The English language is a very complex beast which can easily strike confusion in the most unsuspecting moment. Take, for example, the word “lollies”. Did your mind immediately jump to a bag of gummy bears, redskins, bananas or milk bottles that you get from the garage? Or instead did you start thinking of a frozen dessert on a stick? If you thought the former, then, like me, you probably are Australian. Because the English term for it is sweets, and the American version is candy (although I doubt that they have such wonderful lollies as bananas and milk bottles). And the frozen-dessert-on-a-stick - thats an iceblock for me!
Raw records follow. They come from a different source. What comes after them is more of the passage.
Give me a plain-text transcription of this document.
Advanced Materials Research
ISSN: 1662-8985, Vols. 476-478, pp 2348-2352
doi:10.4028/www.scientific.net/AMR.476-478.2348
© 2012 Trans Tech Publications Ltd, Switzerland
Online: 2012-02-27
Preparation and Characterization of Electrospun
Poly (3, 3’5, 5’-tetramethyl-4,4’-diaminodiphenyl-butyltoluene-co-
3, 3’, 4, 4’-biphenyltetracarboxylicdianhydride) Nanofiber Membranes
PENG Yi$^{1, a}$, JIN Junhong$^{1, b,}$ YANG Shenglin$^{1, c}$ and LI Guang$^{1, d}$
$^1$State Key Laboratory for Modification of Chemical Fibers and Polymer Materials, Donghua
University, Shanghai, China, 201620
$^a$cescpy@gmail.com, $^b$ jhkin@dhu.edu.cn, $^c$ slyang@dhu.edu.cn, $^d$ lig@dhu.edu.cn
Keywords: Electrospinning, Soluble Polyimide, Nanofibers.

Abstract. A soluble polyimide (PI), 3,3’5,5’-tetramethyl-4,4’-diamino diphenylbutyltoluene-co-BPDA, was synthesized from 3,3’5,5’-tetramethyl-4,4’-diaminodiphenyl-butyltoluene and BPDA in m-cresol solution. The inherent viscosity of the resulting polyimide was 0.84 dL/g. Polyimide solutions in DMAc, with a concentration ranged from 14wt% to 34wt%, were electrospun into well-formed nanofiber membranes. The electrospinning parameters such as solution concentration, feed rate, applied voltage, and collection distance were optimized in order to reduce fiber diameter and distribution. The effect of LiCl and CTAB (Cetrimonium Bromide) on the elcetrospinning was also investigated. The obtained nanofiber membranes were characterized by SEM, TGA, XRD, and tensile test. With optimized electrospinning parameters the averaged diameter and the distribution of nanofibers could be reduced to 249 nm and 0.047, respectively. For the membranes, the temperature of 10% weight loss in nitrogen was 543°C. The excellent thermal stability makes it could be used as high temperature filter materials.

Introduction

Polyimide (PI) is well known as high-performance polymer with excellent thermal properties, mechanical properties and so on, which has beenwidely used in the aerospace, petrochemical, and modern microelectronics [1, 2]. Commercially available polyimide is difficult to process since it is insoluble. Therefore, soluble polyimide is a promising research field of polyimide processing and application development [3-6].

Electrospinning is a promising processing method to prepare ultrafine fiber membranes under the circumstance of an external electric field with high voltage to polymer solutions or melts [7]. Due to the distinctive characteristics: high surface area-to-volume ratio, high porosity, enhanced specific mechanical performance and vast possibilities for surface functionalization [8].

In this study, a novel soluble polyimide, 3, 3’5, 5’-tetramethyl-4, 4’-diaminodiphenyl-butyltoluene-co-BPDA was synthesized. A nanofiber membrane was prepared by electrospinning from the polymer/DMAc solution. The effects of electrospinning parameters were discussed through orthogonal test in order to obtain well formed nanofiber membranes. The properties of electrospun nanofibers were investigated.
Take another example - when Sisqo’s Thong Song came out I didn’t really understand why someone dedicate an entire song to $1 rubber plugs - until I watched the video clips and I realised that he wasn’t referring to “flip flops”.
The lesson that I have learnt living in the UK is that I have to be very careful with the words that I use, lest I cause confusion by saying that someone was running around with their pants off.
And this is also applies to the words and language that we use around our business, between developers and in our code. Too often we describe concepts by words like “that thing” or “this stuff” which can obfuscate what it really is, and hence hinder our ability to model it. I often see complexity, misunderstandings and hacks creep into code bases when the original designer has referred to an information concept as “this thing” without taking the time to name it. I find that spending the energy talking to the business to understand what you are really producing helps clarify understanding which in turn distills the model into a simpler, easily understood model.
I had this demonstrated to me yesterday, when I came across a pair discussing how to “shove” this concept of “a thing that when clicked on opens up a popup with stuff in it” onto the model. As I listened to the conversation, I noticed just how muddled the model and the situation was becoming, so I decided to intervene with some of my words of wisdom about what they were trying to model. As soon as we worked out that the “thing that when clicked on opens up a popup with stuff in it” translated into “a help message”, we were easily able to see exactly where in our model it should go.
So, never underestimate the power of the words we use. When faced with a confusing concepts strive to distill it into easily understood, well defined names.
 pants in Australia are trousers - pants in the English vernacular are what I call underpants.
 yes I have once said that at work after I saw a pair of jeans on the table and was a little confused by what someone must be wearing!